Consistently with previous literature (Berry, Burden, and Howell 2010; Berry and Gersen 2010; Kriner and Reeves 2012; Albouy 2013; Kriner and Reeves 2014), we document that districts represented by a member of the president’s party are favored in the budgetary process. Separately, we find that members of committees with substantial influence over budgetary decisions, i.e., Appropriations and Ways and Means, are unable to command a greater share of project-grant funding for their constituencies. These results offer further support for the idea that Congress, at least recently, lacks influence over the distribution of certain federal funds, and that, at least with respect to these funds, presidential particularism is more important than congressional particularism.

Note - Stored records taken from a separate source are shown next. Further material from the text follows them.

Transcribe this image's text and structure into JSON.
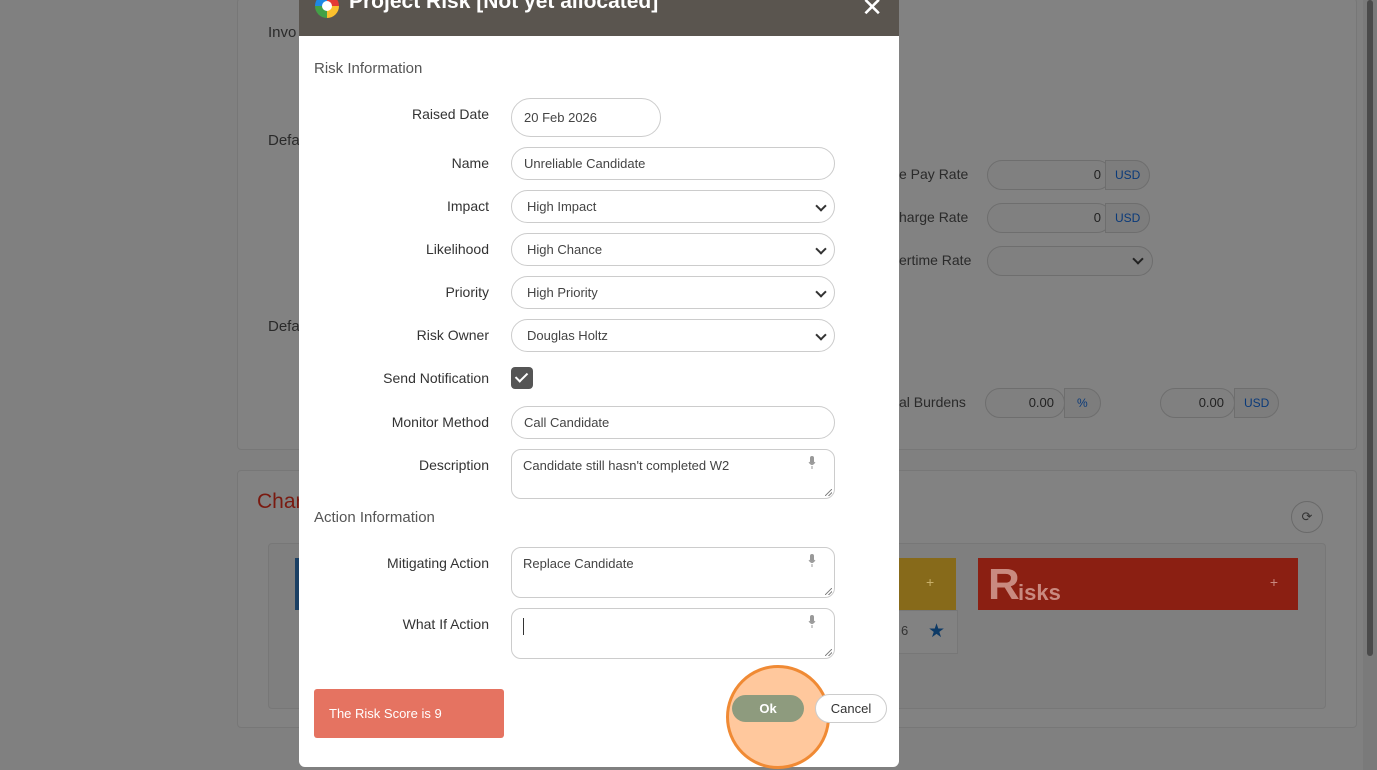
{
  "background": {
    "labels": {
      "invo": "Invo",
      "defa1": "Defa",
      "defa2": "Defa",
      "pay_rate": "e Pay Rate",
      "charge_rate": "harge Rate",
      "overtime_rate": "ertime Rate",
      "burdens": "al Burdens",
      "char": "Char"
    },
    "pay_rate_value": "0",
    "charge_rate_value": "0",
    "burden_pct_value": "0.00",
    "burden_usd_value": "0.00",
    "unit_usd": "USD",
    "unit_pct": "%",
    "card_date_fragment": "6",
    "risks_card_title_big": "R",
    "risks_card_title_rest": "isks",
    "card_plus": "+"
  },
  "modal": {
    "title": "Project Risk [Not yet allocated]",
    "close_symbol": "✕",
    "risk_section": "Risk Information",
    "action_section": "Action Information",
    "fields": {
      "raised_date": {
        "label": "Raised Date",
        "value": "20 Feb 2026"
      },
      "name": {
        "label": "Name",
        "value": "Unreliable Candidate"
      },
      "impact": {
        "label": "Impact",
        "value": "High Impact"
      },
      "likelihood": {
        "label": "Likelihood",
        "value": "High Chance"
      },
      "priority": {
        "label": "Priority",
        "value": "High Priority"
      },
      "risk_owner": {
        "label": "Risk Owner",
        "value": "Douglas Holtz"
      },
      "send_notification": {
        "label": "Send Notification",
        "checked": true
      },
      "monitor_method": {
        "label": "Monitor Method",
        "value": "Call Candidate"
      },
      "description": {
        "label": "Description",
        "value": "Candidate still hasn't completed W2"
      },
      "mitigating_action": {
        "label": "Mitigating Action",
        "value": "Replace Candidate"
      },
      "what_if_action": {
        "label": "What If Action",
        "value": ""
      }
    },
    "risk_score_text": "The Risk Score is 9",
    "ok_label": "Ok",
    "cancel_label": "Cancel"
  },
  "colors": {
    "header": "#5a554f",
    "score_box": "#e57361",
    "ok_button": "#8e9b7e",
    "highlight_ring": "#f08a34",
    "risks_card": "#8b1f12",
    "yellow_card": "#876a1a"
  }
}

Beyond these findings, we consider whether certain executive agencies are more politically motivated than others based on their individual distributions of federal funds to politically influential congressional districts. Our analysis includes four individual executive agencies that account for a substantial portion of project-grant funding and that previous literature identifies as being relatively more amenable to politically targeting federal funding (Berry, Burden, and Howell 2010). We find that project-grant awards by the departments of Health and Human Services, Education, and Agriculture disproportionately favor Democratic districts, in particular core and partisan Democratic districts, which is consistent with relatively high political motivation. Project grant awards by the Department of Transportation, in contrast, demonstrate minimal party favoritism, hence indicating relatively little political motivation. This result for the Department of Health and Human Services contradicts expectations based on a previous finding of relatively low politicization within that department (Berry and Gersen 2010).

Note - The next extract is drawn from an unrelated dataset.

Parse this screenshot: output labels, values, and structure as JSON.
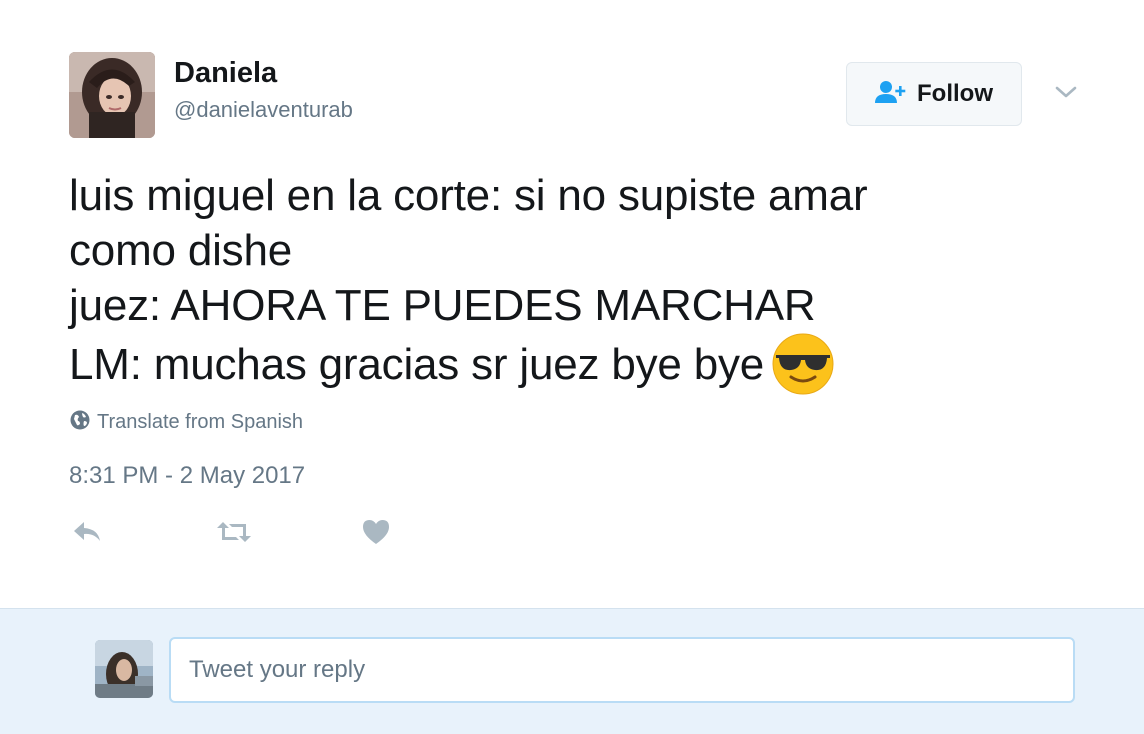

In the next section we describe various theories and corresponding evidence regarding distributive politics. Although that literature is notably Congress-centric, our focus is on recent efforts to place the president more at the center in distributive politics. Section III describes alternative hypotheses regarding which political jurisdictions presidents optimally target to achieve different objectives. Section IV describes our methodology and data. Section V presents our main results. Section VI discusses robustness checks and extensions of our results, and section VII concludes.